Industrial fermentation provides a wide variety of bioproducts, such as food, biofuels and pharmaceuticals. Self-cycling fermentation (SCF), an advanced automated semi-continuous fermentation approach, has shown significant advantages over batch reactors (BR); including cell synchrony and improved production. Here, engineered to overproduce shikimic acid was grown under SCF operation. This led to four-fold increases in product yield and volumetric productivity compared to BR. Transcriptomic analyses were performed to understand the cellular mechanisms leading to these increases. Results indicate an up-regulation of a large number of genes related to the cell cycle and DNA replication in the early stages of SCF cycles, inferring substantial synchronization. Moreover, numerous genes related to gluconeogenesis, the citrate cycle and oxidative phosphorylation were significantly up-regulated in the late stages of SCF cycles, consistent with significant increases in shikimic acid yield and productivity.

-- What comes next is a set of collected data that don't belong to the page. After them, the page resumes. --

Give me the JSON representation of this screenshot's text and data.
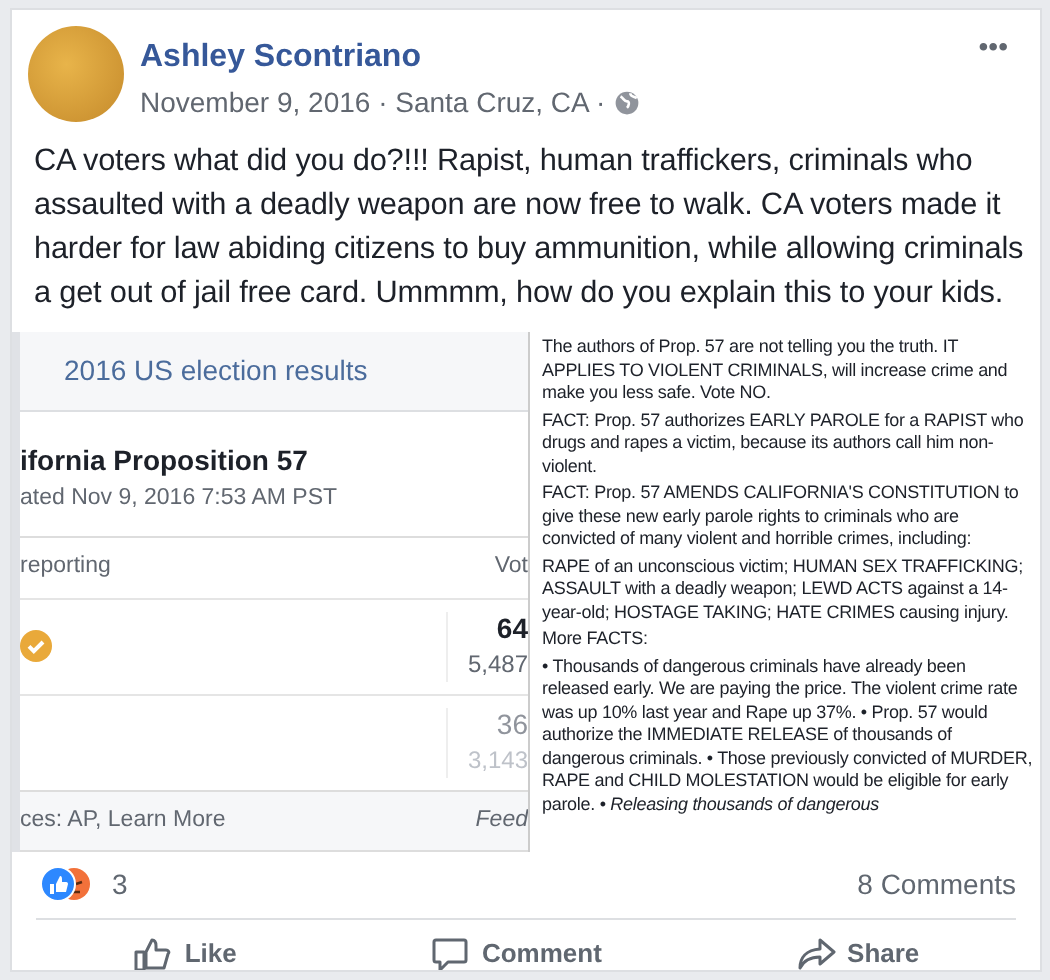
{
  "post": {
    "author": "Ashley Scontriano",
    "meta": "November 9, 2016 · Santa Cruz, CA ·",
    "menu": "•••",
    "text": "CA voters what did you do?!!! Rapist, human traffickers, criminals who assaulted with a deadly weapon are now free to walk. CA voters made it harder for law abiding citizens to buy ammunition, while allowing criminals a get out of jail free card. Ummmm, how do you explain this to your kids."
  },
  "election_widget": {
    "header": "2016 US election results",
    "title": "ifornia Proposition 57",
    "updated": "ated Nov 9, 2016 7:53 AM PST",
    "column_1": "reporting",
    "column_2": "Vot",
    "rows": [
      {
        "winner": true,
        "percent": "64",
        "votes": "5,487"
      },
      {
        "winner": false,
        "percent": "36",
        "votes": "3,143"
      }
    ],
    "footer_left": "ces: AP, Learn More",
    "footer_right": "Feed"
  },
  "overlay": {
    "paragraphs": [
      "The authors of Prop. 57 are not telling you the truth. IT APPLIES TO VIOLENT CRIMINALS, will increase crime and make you less safe. Vote NO.",
      "FACT: Prop. 57 authorizes EARLY PAROLE for a RAPIST who drugs and rapes a victim, because its authors call him non-violent.",
      "FACT: Prop. 57 AMENDS CALIFORNIA'S CONSTITUTION to give these new early parole rights to criminals who are convicted of many violent and horrible crimes, including:",
      "RAPE of an unconscious victim; HUMAN SEX TRAFFICKING; ASSAULT with a deadly weapon; LEWD ACTS against a 14-year-old; HOSTAGE TAKING; HATE CRIMES causing injury.",
      "More FACTS:",
      "• Thousands of dangerous criminals have already been released early. We are paying the price. The violent crime rate was up 10% last year and Rape up 37%. • Prop. 57 would authorize the IMMEDIATE RELEASE of thousands of dangerous criminals. • Those previously convicted of MURDER, RAPE and CHILD MOLESTATION would be eligible for early parole. • *Releasing thousands of dangerous*"
    ]
  },
  "reactions": {
    "count": "3"
  },
  "comments": "8 Comments",
  "actions": [
    {
      "kind": "like",
      "label": "Like"
    },
    {
      "kind": "comment",
      "label": "Comment"
    },
    {
      "kind": "share",
      "label": "Share"
    }
  ]
}
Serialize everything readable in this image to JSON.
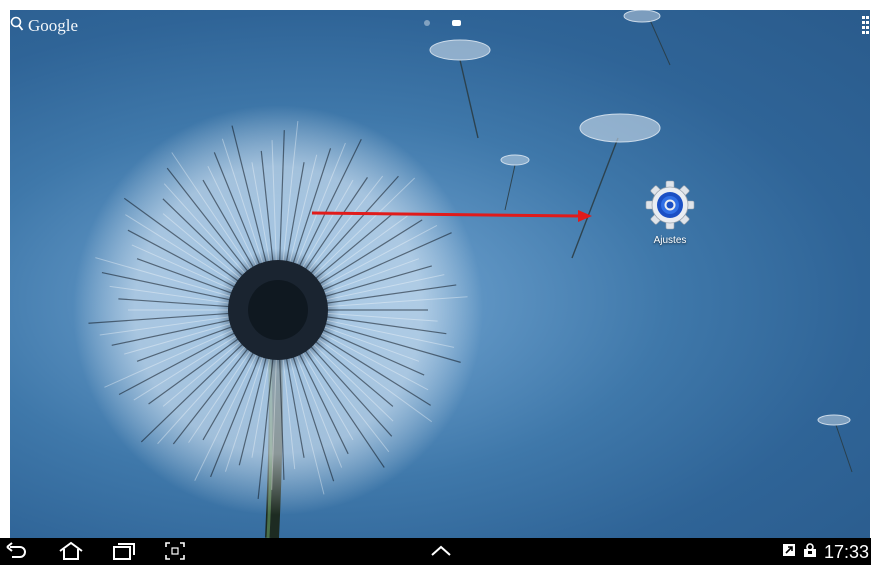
{
  "search_bar": {
    "label": "Google",
    "icon": "search-icon"
  },
  "home_pages": {
    "count": 2,
    "active_index": 1
  },
  "apps_button": {
    "icon": "apps-grid-icon"
  },
  "shortcuts": [
    {
      "label": "Ajustes",
      "icon": "settings-gear-icon",
      "accent": "#1a4fc4"
    }
  ],
  "annotation": {
    "type": "arrow",
    "color": "#e01b1b"
  },
  "nav_bar": {
    "buttons": [
      "back-icon",
      "home-icon",
      "recent-apps-icon",
      "screenshot-icon",
      "mini-apps-tray-icon"
    ],
    "status_icons": [
      "notification-icon",
      "usb-connected-icon"
    ],
    "clock": "17:33"
  },
  "colors": {
    "wallpaper_light": "#7fb0d8",
    "wallpaper_dark": "#2a5b8c",
    "nav_bar": "#000000"
  }
}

工业发酵可提供多种生物产品,如食品、生物燃料和药品。自循环发酵(SCF)是一种先进的自动化半连续发酵方法,已显示出相对于分批反应器(BR)的显著优势,包括细胞同步性和产量提高。在此,对经过工程改造以过量生产莽草酸的菌株进行了SCF操作培养。与分批反应器相比,这使得产物产量和体积生产率提高了四倍。进行了转录组分析以了解导致这些增加的细胞机制。结果表明,在SCF循环的早期阶段,大量与细胞周期和DNA复制相关的基因上调,这意味着显著的同步性。此外,在SCF循环的后期阶段,许多与糖异生、柠檬酸循环和氧化磷酸化相关的基因显著上调,这与莽草酸产量和生产率的显著增加一致。